Genworth reported a first-quarter loss of $66 million, after reporting a profit in the same period a year earlier. The quarterly report comes two days after Fitch Ratings downgraded Genworth's financial strength ratings from CCC+ to CCC. The insurer has $1.1 billion in debt coming due in 2021.
"The downgrades reflect Fitch's concern regarding the impact of the economic fallout on the Genworth Life companies' already weak balance sheet fundamentals and financial performance over the next one or two years," Fitch wrote.
Genworth is expecting an infusion of $1.5 billion in capital as a standalone subsidiary of China Oceanwide under a tentative agreement announced in October 2016. The deal was expected to close in mid-2017, but has been delayed numerous times.
The deal hinges on Oceanwide completing a financing arrangement for debt funding of up to $1.8 billion through Hony Capital, said Tom McInerney, president and CEO of Genworth. There remains the possibility of an alternative financing partner, he added, but the expectation is for a deal with Hony.

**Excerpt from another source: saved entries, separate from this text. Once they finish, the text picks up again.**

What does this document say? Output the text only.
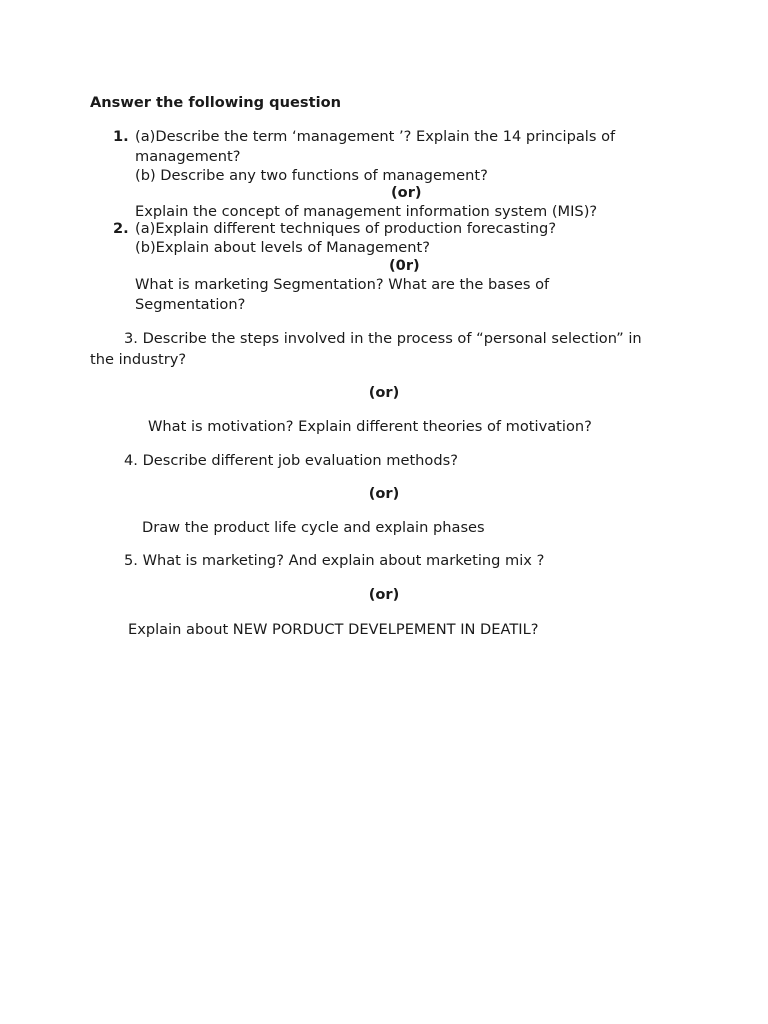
Answer the following question
1. (a)Describe the term ‘management ’? Explain the 14 principals of
management?
(b) Describe any two functions of management?
(or)
Explain the concept of management information system (MIS)?
2. (a)Explain different techniques of production forecasting?
(b)Explain about levels of Management?
(0r)
What is marketing Segmentation? What are the bases of
Segmentation?
3. Describe the steps involved in the process of “personal selection” in
the industry?
(or)
What is motivation? Explain different theories of motivation?
4. Describe different job evaluation methods?
(or)
Draw the product life cycle and explain phases
5. What is marketing? And explain about marketing mix ?
(or)
Explain about NEW PORDUCT DEVELPEMENT IN DEATIL?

Genworth remains “fully committed to the transaction," he added. "Unfortunately, COVID-19 came and given all the uncertainty it’s clearly a challenge for any deal under these circumstances."
Life Insurance Loss
Losses on life insurance products continued in the first quarter as Genworth posted a $77 million loss. The company took a $164 million loss in the fourth quarter 2019, which included $139 million in after-tax charges for UL related to lower interest rates and unfavorable model corrections.
"Our performance in the first quarter experienced pressure due to a decline in equity markets and lower interest rates, primarily in our fixed annuity business as well as in our run-off variable annuity block of business," McInerney said.

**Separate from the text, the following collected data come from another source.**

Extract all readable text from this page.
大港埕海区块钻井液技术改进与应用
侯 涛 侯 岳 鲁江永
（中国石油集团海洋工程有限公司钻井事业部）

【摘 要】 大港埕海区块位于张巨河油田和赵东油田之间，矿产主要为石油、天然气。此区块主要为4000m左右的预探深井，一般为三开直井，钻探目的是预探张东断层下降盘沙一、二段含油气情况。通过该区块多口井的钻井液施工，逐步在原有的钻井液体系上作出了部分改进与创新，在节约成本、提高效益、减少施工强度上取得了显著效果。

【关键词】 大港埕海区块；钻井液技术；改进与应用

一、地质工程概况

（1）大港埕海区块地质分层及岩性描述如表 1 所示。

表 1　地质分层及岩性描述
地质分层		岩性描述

Genworth continued to do well with its beleaguered long-term care insurance line. Thanks to aggressive rate increases at the state level, the company continues to turn a small profit on LTC products.
The insurer received 116 state approvals for rate increases in 2019, and another 32 successful increases in the first quarter.
"We have continued to make progress on our multiyear LTC rate action plan or MYRAP, which is essential to stabilizing our long-term care insurance business," McInerney said. "Year-to-date, we continue to make good progress against rate actions that is consistent with the MYRAP, with approvals on $130 million of annualized in force premiums, representing a weighted average premium increase of 35% or $45 million of annual incremental premiums going forward."